Service not reachable
The application is running but not accessible:
Fix: Verify the service selector matches the pod labels. Check that the target port matches the container port. Test with kubectl port-forward to rule out networking issues. For LoadBalancer services, wait a few minutes for the load balancer to provision.
DNS resolution failures inside pods
Pods cannot resolve hostnames:
Fix: Check CoreDNS is running with kubectl get pods -n kube-system. Verify the service name is correct. Services in the same namespace can be reached by name (myapp-service). Cross-namespace services require the full name (myapp-service.other-namespace.svc.cluster.local).
Best Practices
- Set resource requests and limits on every container. Without limits, a single misbehaving pod can consume all node resources and affect other workloads.

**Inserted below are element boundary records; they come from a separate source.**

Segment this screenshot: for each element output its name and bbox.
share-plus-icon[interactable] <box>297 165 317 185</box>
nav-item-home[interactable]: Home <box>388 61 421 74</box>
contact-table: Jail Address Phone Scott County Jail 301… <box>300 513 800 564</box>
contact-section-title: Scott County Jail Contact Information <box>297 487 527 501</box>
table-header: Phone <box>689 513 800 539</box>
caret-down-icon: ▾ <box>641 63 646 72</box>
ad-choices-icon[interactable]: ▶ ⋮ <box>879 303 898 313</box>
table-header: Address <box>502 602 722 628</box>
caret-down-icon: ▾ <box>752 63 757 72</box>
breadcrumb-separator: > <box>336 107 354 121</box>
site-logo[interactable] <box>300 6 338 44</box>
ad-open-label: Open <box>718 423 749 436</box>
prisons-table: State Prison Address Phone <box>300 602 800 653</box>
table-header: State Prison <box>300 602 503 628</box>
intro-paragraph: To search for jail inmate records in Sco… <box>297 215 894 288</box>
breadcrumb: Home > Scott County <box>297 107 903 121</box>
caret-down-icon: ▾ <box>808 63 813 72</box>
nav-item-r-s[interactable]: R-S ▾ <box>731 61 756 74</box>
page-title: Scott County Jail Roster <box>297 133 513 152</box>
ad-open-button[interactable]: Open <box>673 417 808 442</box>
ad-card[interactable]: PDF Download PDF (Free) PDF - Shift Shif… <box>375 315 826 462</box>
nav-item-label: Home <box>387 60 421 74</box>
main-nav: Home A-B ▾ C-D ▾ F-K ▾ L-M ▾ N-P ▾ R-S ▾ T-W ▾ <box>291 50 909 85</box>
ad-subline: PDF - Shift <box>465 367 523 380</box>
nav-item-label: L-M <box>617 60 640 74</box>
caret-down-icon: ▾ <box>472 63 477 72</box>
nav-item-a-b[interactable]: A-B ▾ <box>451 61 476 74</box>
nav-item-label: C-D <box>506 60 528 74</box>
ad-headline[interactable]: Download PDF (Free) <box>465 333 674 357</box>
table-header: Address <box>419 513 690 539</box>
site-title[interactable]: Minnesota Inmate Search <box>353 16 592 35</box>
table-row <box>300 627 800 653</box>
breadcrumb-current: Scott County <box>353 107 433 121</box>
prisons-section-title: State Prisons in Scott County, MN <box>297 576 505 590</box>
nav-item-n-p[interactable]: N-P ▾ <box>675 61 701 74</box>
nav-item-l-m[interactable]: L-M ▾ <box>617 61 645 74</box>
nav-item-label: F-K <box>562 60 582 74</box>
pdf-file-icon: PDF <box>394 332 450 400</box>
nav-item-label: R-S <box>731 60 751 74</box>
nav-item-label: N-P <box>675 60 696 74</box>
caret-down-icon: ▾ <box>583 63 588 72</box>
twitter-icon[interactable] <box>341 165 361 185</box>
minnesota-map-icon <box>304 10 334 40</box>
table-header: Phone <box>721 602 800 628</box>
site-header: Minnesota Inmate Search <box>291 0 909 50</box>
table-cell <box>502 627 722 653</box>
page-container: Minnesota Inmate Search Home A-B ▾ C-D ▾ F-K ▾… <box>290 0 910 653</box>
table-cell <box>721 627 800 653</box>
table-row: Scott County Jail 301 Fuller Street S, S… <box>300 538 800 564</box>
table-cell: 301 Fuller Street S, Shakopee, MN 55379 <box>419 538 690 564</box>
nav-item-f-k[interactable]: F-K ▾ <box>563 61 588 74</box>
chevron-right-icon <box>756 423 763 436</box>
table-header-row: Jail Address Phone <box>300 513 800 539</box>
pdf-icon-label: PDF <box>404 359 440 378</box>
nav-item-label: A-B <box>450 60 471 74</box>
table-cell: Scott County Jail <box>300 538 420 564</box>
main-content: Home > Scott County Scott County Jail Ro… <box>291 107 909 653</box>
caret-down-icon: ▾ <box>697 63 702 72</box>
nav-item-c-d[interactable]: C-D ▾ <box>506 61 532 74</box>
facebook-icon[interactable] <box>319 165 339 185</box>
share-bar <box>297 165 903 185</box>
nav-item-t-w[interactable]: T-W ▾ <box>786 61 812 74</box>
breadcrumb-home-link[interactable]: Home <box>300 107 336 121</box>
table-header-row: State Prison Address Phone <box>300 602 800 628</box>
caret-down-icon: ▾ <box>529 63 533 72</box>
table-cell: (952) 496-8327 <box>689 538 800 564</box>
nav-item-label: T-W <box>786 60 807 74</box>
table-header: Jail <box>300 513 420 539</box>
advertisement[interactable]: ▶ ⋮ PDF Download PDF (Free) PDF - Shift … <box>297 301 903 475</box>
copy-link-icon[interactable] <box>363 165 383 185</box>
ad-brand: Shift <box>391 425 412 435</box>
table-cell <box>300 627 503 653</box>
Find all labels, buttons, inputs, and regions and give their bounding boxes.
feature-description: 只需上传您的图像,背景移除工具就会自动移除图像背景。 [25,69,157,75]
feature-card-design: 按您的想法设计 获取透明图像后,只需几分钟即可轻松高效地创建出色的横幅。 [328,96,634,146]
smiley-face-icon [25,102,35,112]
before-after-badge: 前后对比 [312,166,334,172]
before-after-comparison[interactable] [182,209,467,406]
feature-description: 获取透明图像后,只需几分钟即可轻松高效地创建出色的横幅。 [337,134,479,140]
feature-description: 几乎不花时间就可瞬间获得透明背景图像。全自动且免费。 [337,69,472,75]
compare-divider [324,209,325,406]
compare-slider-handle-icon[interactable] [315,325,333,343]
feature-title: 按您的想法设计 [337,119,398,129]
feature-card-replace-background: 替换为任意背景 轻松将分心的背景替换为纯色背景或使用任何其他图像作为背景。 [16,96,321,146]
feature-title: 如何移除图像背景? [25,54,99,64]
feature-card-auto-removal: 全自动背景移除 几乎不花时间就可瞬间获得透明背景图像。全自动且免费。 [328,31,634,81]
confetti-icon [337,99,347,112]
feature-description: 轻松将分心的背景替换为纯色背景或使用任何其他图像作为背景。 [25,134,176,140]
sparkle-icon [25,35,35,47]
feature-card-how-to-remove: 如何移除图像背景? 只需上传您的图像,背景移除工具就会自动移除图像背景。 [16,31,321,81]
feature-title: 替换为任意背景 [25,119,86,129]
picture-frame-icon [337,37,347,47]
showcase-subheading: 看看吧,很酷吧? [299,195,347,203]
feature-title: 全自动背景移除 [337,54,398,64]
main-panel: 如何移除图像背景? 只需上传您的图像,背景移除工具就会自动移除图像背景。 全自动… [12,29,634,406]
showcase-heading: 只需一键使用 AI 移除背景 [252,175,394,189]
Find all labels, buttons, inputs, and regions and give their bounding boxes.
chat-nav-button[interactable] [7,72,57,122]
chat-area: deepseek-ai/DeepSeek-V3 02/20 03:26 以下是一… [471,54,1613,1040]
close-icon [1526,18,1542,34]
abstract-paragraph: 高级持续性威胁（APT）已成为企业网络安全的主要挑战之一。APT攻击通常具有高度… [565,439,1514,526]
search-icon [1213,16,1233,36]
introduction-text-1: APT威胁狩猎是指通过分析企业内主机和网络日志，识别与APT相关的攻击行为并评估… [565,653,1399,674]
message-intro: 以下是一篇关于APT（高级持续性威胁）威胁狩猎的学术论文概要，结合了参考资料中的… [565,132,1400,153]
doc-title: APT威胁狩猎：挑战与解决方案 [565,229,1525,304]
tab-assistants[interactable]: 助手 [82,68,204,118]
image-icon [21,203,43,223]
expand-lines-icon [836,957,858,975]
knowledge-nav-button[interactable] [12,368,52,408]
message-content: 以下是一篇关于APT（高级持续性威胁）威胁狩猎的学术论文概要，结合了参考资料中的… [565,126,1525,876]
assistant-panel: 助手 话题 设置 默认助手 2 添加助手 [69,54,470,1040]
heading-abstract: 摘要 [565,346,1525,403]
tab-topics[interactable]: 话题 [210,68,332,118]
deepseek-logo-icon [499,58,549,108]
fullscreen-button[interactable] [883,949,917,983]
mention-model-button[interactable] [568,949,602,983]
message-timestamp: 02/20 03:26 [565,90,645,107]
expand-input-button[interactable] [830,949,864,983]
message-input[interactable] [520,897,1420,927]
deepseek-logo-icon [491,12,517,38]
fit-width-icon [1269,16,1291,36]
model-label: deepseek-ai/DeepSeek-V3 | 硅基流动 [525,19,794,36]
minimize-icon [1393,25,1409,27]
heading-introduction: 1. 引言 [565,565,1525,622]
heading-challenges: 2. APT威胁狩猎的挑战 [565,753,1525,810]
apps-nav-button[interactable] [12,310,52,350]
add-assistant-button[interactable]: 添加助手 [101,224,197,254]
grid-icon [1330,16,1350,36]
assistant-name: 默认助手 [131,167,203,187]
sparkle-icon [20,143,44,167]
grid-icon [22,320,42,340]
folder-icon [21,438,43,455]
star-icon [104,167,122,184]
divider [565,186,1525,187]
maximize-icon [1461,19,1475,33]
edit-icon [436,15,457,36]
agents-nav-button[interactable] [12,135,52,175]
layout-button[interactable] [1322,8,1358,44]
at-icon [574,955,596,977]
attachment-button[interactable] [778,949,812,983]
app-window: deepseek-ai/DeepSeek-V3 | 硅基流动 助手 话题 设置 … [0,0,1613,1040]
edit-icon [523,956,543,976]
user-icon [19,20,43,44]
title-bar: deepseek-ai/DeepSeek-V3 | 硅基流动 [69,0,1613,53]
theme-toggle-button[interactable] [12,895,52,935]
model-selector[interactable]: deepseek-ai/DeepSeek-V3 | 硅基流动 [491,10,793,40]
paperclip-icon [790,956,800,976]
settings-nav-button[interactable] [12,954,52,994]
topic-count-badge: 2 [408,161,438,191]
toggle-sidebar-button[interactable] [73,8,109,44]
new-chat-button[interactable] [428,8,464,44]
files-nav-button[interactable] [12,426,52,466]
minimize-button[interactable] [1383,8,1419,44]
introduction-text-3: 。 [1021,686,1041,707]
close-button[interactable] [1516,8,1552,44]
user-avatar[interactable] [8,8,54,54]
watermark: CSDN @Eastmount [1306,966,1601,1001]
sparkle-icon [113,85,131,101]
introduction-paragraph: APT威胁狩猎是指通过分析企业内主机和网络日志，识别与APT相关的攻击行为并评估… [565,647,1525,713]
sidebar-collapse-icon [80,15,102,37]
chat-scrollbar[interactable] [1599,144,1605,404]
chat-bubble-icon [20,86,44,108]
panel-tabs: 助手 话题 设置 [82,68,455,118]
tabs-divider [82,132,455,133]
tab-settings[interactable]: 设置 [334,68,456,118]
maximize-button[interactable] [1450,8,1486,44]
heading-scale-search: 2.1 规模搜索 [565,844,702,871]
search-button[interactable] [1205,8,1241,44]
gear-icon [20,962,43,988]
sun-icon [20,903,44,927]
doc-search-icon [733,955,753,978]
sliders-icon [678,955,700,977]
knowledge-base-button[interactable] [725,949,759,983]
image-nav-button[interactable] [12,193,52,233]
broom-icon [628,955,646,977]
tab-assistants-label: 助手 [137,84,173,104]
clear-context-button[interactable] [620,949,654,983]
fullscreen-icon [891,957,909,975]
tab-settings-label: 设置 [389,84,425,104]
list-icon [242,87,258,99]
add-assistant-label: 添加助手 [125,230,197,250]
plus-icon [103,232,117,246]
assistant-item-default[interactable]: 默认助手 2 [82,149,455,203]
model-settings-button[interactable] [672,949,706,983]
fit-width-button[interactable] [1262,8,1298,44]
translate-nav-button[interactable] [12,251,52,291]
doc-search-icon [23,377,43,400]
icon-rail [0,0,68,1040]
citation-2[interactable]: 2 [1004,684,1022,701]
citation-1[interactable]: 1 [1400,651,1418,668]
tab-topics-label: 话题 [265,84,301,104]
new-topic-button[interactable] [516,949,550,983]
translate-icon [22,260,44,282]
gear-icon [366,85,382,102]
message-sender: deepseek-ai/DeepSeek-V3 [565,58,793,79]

- Use readiness and liveness probes. Readiness probes prevent traffic to pods that are not ready. Liveness probes restart pods that are stuck.
- Store secrets in Kubernetes Secrets, not ConfigMaps. Secrets are base64-encoded (not encrypted by default) but can be encrypted at rest with DigitalOcean's managed control plane.
- Use namespaces to organize workloads. Separate staging and production in different namespaces. Apply resource quotas per namespace.
- Enable node auto-scaling. Let the cluster grow and shrink with demand. Set minimum and maximum node counts to control costs.
- Tag your container images with versions. Never deploy the
latesttag in production. Explicit version tags make rollbacks reliable and deployments reproducible. - Use Ingress for multiple services. One load balancer with Ingress routing costs less than multiple LoadBalancer services and provides more flexible routing.
- Monitor resource usage. Use
kubectl topand Prometheus/Grafana to track CPU and memory. Right-size your resource requests based on actual usage.